Foundation models can be categorized by the type of data they are trained on:
- Language models : Trained on massive amounts of text data, these models can perform tasks like text generation, translation, and question answering.
- Vision models : Trained on large image datasets, these models can perform tasks like image classification, object detection, and image generation.
- Multimodal models: Combine training on both text and image data, allowing them to understand relationships between the two modalities.

- Data scarcity: Training models for reasoning tasks often requires large amounts of data with explicit reasoning patterns, which can be scarce.
- Computational complexity: Reasoning algorithms can be computationally expensive, especially when integrated with large foundation models.
- Evaluation metrics: Developing effective metrics to assess the reasoning abilities of these models remains an ongoing challenge.

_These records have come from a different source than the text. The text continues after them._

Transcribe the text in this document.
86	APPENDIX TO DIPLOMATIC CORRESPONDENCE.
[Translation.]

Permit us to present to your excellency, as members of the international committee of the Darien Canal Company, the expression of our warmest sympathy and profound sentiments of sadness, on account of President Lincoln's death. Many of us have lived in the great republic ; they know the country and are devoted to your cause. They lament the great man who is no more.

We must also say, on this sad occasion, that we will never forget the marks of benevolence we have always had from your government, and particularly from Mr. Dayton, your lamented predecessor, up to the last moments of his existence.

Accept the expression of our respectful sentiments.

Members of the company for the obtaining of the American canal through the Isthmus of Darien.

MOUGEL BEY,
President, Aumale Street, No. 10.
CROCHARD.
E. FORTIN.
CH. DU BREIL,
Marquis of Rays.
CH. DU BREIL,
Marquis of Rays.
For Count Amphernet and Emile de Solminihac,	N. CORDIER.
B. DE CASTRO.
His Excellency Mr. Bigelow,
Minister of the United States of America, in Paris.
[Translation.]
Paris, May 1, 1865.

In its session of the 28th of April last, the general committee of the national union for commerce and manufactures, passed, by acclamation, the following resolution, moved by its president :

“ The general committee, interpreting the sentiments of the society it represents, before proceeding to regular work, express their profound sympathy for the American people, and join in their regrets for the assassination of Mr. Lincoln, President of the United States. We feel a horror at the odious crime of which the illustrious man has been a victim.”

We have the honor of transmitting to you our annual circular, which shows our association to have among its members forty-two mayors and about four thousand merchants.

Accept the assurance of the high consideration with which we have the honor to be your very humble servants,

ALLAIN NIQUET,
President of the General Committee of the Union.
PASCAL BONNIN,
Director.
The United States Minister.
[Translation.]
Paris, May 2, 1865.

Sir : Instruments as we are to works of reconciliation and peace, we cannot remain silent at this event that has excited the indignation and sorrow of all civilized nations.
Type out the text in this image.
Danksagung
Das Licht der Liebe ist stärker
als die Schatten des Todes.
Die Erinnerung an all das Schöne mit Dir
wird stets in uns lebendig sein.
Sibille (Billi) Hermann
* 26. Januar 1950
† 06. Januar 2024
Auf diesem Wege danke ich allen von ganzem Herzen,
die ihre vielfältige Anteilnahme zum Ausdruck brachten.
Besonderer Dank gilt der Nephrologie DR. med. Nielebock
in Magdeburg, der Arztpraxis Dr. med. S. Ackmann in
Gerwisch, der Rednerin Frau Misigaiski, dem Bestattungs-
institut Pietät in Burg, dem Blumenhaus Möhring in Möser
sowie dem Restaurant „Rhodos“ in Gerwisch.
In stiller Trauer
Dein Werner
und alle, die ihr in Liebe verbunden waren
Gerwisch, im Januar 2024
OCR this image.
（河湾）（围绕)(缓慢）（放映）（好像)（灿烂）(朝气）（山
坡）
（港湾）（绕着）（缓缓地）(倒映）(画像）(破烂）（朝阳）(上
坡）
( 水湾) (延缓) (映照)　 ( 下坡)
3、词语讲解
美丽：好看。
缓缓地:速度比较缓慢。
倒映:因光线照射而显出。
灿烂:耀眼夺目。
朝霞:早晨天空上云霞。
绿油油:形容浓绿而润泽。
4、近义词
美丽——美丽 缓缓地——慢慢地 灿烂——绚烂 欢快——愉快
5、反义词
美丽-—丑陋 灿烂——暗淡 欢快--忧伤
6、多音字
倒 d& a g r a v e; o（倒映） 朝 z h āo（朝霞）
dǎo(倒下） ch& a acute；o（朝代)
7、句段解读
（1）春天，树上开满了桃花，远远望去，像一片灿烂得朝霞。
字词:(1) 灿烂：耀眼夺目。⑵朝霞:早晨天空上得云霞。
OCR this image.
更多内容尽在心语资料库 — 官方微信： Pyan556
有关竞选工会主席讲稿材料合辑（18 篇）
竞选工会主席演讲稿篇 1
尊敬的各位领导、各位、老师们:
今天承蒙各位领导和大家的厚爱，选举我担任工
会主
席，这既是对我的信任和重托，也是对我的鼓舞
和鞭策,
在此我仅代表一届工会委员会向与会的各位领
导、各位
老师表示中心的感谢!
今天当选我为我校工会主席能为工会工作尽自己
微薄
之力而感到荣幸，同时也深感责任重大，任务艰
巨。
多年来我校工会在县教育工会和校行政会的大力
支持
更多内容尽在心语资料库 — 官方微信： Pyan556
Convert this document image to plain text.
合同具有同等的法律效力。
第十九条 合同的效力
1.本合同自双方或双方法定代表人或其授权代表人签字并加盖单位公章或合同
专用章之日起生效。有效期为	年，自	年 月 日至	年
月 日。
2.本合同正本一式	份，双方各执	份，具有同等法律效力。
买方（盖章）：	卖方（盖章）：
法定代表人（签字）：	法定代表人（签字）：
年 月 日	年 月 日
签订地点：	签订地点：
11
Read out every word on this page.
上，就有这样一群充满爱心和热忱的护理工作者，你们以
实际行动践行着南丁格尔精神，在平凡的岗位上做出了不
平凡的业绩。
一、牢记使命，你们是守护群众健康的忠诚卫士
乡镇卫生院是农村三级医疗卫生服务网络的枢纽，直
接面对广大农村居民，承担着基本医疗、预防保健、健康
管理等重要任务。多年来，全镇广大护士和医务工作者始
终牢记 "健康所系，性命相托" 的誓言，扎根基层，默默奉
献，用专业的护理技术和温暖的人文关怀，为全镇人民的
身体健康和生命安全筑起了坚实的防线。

Adding reasoning capabilities to foundation models could lead to advancements in areas like:
- Question answering systems: Providing more comprehensive and informative answers by considering context and reasoning about the query.
- Scientific discovery: Helping scientists make connections between data points and identify potential research avenues.
- Robotics: Enabling robots to reason about their environment and perform actions based on logical reasoning.